Space historian Robert Zimmerman shared his insights on such topics as the Shuttle mission, upcoming technology, and commercial ventures in space.The current Shuttle mission has been "remarkably successful," he declared, with the craft showing almost no tile damage, indicating NASA solved the tile problem better than they anticipated. He credited NASA head Mike Griffin with turning the agency around.
Yet given a choice, Zimmerman would close down NASA and encourage private enterprise to stimulate space exploration and tourism. Robert Bigelow, he noted, is planning to build space resorts and has offered a $50 million prize to the first company to create a spacecraft capable of repeatedly carrying passengers into orbit.

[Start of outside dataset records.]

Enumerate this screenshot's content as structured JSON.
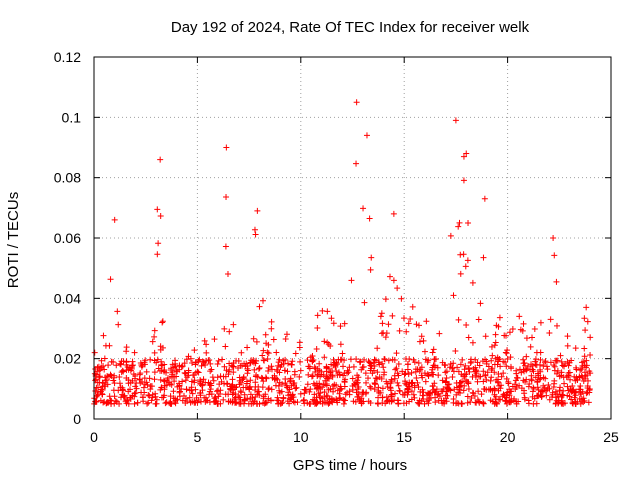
{
  "chart_data": {
    "type": "scatter",
    "title": "Day 192 of 2024, Rate Of TEC Index for receiver welk",
    "xlabel": "GPS time / hours",
    "ylabel": "ROTI / TECUs",
    "xlim": [
      0,
      25
    ],
    "ylim": [
      0,
      0.12
    ],
    "x_ticks": [
      0,
      5,
      10,
      15,
      20,
      25
    ],
    "x_tick_labels": [
      "0",
      "5",
      "10",
      "15",
      "20",
      "25"
    ],
    "y_ticks": [
      0,
      0.02,
      0.04,
      0.06,
      0.08,
      0.1,
      0.12
    ],
    "y_tick_labels": [
      "0",
      "0.02",
      "0.04",
      "0.06",
      "0.08",
      "0.1",
      "0.12"
    ],
    "grid": true,
    "marker": "+",
    "marker_color": "#ff0000",
    "x_data_range": [
      0,
      24
    ],
    "baseline_range": [
      0.005,
      0.02
    ],
    "notable_peaks": [
      {
        "x": 1.0,
        "y": 0.066
      },
      {
        "x": 3.2,
        "y": 0.086
      },
      {
        "x": 6.4,
        "y": 0.09
      },
      {
        "x": 7.9,
        "y": 0.069
      },
      {
        "x": 12.7,
        "y": 0.105
      },
      {
        "x": 13.2,
        "y": 0.094
      },
      {
        "x": 14.5,
        "y": 0.068
      },
      {
        "x": 17.5,
        "y": 0.099
      },
      {
        "x": 18.0,
        "y": 0.088
      },
      {
        "x": 18.9,
        "y": 0.073
      },
      {
        "x": 22.2,
        "y": 0.06
      },
      {
        "x": 23.8,
        "y": 0.037
      }
    ]
  }
}
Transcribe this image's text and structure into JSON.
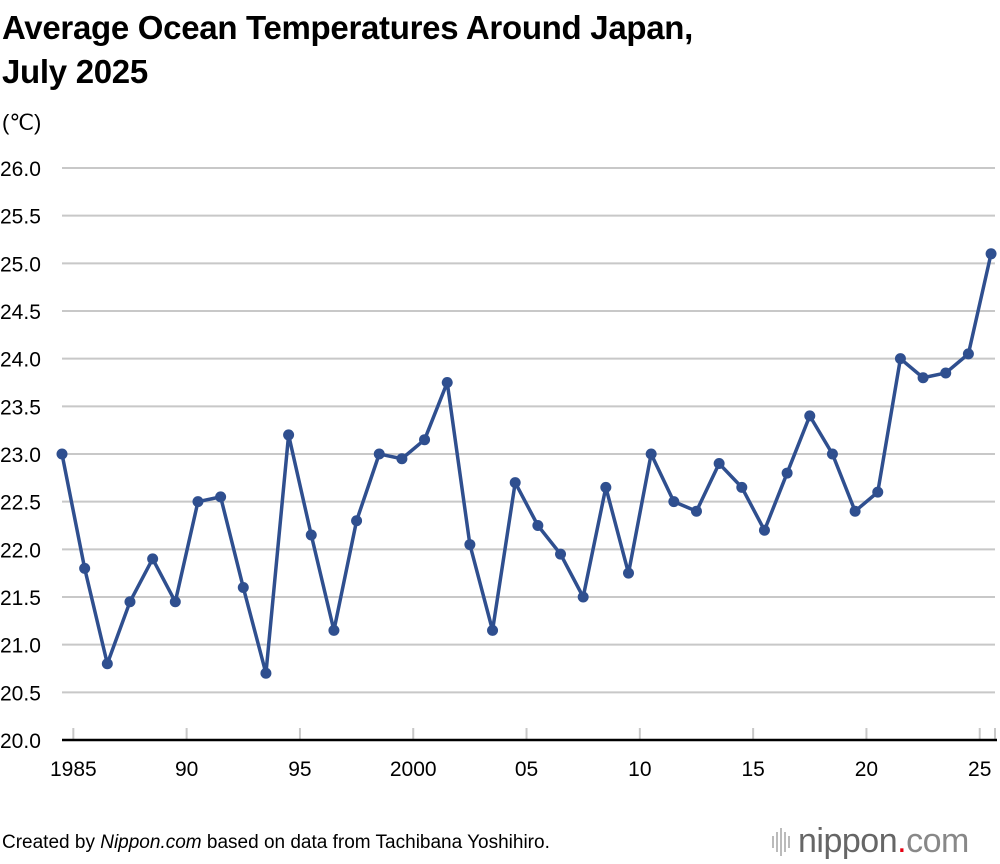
{
  "chart_data": {
    "type": "line",
    "title": "Average Ocean Temperatures Around Japan, July 2025",
    "title_lines": [
      "Average Ocean Temperatures Around Japan,",
      "July 2025"
    ],
    "ylabel": "(℃)",
    "xlabel": "",
    "ylim": [
      20.0,
      26.0
    ],
    "yticks": [
      "20.0",
      "20.5",
      "21.0",
      "21.5",
      "22.0",
      "22.5",
      "23.0",
      "23.5",
      "24.0",
      "24.5",
      "25.0",
      "25.5",
      "26.0"
    ],
    "xtick_labels": [
      {
        "year": 1985,
        "label": "1985"
      },
      {
        "year": 1990,
        "label": "90"
      },
      {
        "year": 1995,
        "label": "95"
      },
      {
        "year": 2000,
        "label": "2000"
      },
      {
        "year": 2005,
        "label": "05"
      },
      {
        "year": 2010,
        "label": "10"
      },
      {
        "year": 2015,
        "label": "15"
      },
      {
        "year": 2020,
        "label": "20"
      },
      {
        "year": 2025,
        "label": "25"
      }
    ],
    "grid": true,
    "line_color": "#2f4f8f",
    "x": [
      1984,
      1985,
      1986,
      1987,
      1988,
      1989,
      1990,
      1991,
      1992,
      1993,
      1994,
      1995,
      1996,
      1997,
      1998,
      1999,
      2000,
      2001,
      2002,
      2003,
      2004,
      2005,
      2006,
      2007,
      2008,
      2009,
      2010,
      2011,
      2012,
      2013,
      2014,
      2015,
      2016,
      2017,
      2018,
      2019,
      2020,
      2021,
      2022,
      2023,
      2024,
      2025
    ],
    "values": [
      23.0,
      21.8,
      20.8,
      21.45,
      21.9,
      21.45,
      22.5,
      22.55,
      21.6,
      20.7,
      23.2,
      22.15,
      21.15,
      22.3,
      23.0,
      22.95,
      23.15,
      23.75,
      22.05,
      21.15,
      22.7,
      22.25,
      21.95,
      21.5,
      22.65,
      21.75,
      23.0,
      22.5,
      22.4,
      22.9,
      22.65,
      22.2,
      22.8,
      23.4,
      23.0,
      22.4,
      22.6,
      24.0,
      23.8,
      23.85,
      24.05,
      25.1
    ]
  },
  "footer": {
    "prefix": "Created by ",
    "site": "Nippon.com",
    "suffix": " based on data from Tachibana Yoshihiro."
  },
  "logo": {
    "name": "nippon",
    "dot": ".",
    "tld": "com",
    "accent": "#e60012"
  }
}
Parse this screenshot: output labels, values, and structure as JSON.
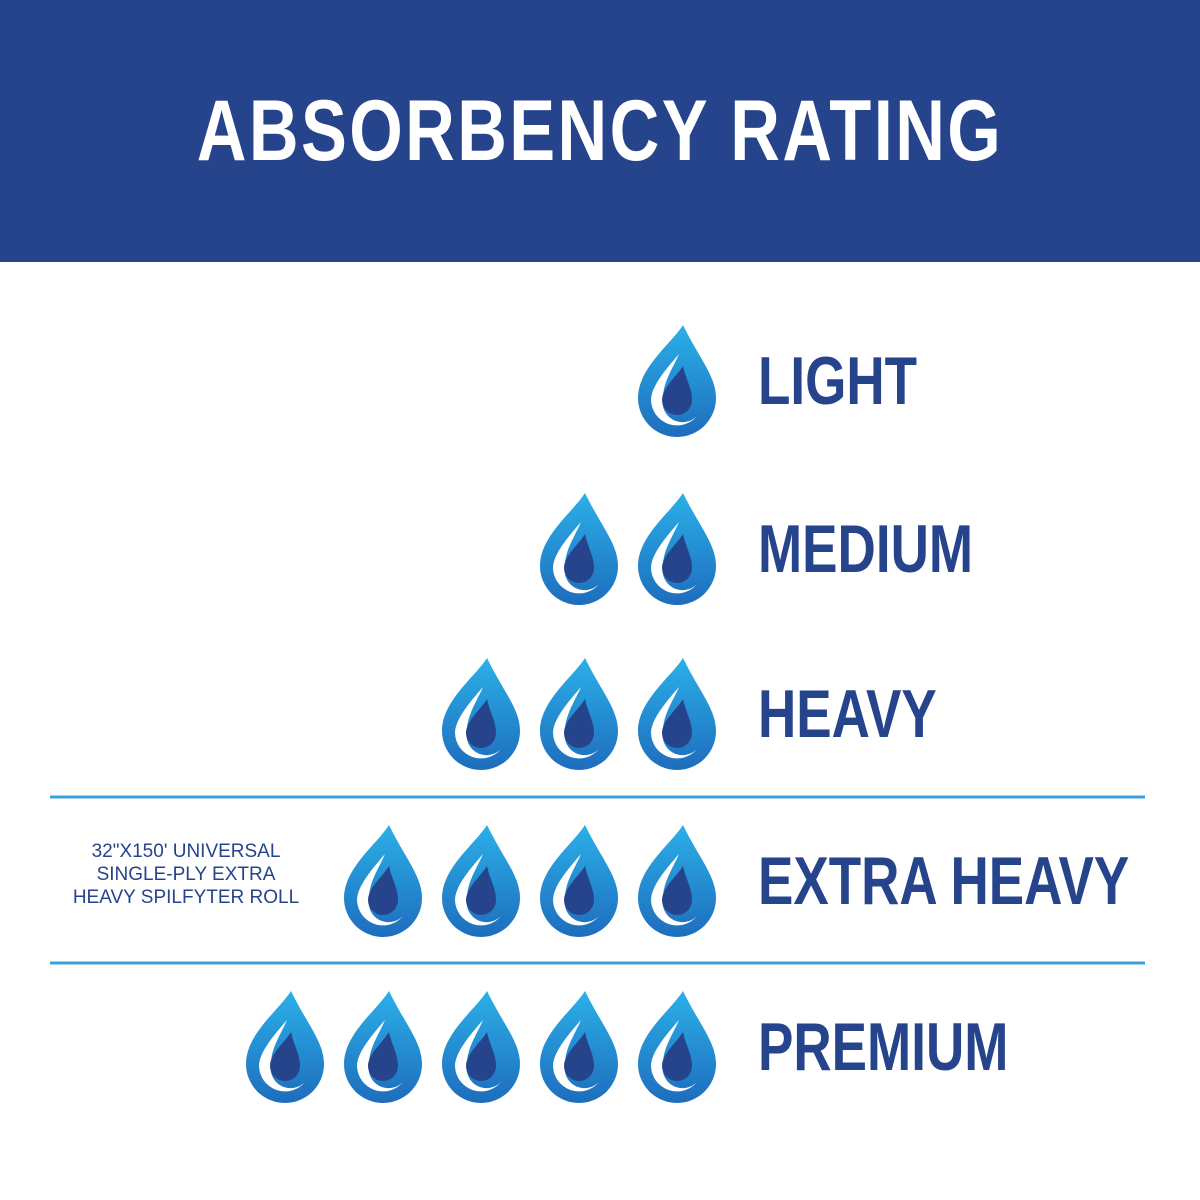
{
  "header": {
    "title": "ABSORBENCY RATING"
  },
  "levels": [
    {
      "label": "LIGHT",
      "drops": 1
    },
    {
      "label": "MEDIUM",
      "drops": 2
    },
    {
      "label": "HEAVY",
      "drops": 3
    },
    {
      "label": "EXTRA HEAVY",
      "drops": 4
    },
    {
      "label": "PREMIUM",
      "drops": 5
    }
  ],
  "note": {
    "lines": [
      "32\"X150' UNIVERSAL",
      "SINGLE-PLY EXTRA",
      "HEAVY SPILFYTER ROLL"
    ]
  }
}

He also commented on next generation technology such as the infrared-seeing James Webb Telescope which may be able to view the "first star" when it launches, and the Crew Exploration Vehicle which will replace the Shuttle. Plans for this vehicle (which has been referred to as "Apollo on steroids") are a disappointment to Zimmerman, who sees it as somewhat of a step backwards.
The last half-hour of the show featured a replay of George's interview with two International Space Station astronauts from 3/16/04.
First hour guest Kevin Mitnick commented on hacker Gary McKinnon and his recently announced extradition. In such cases, the hacker's motivations are examined, and plea bargains are often struck, he said.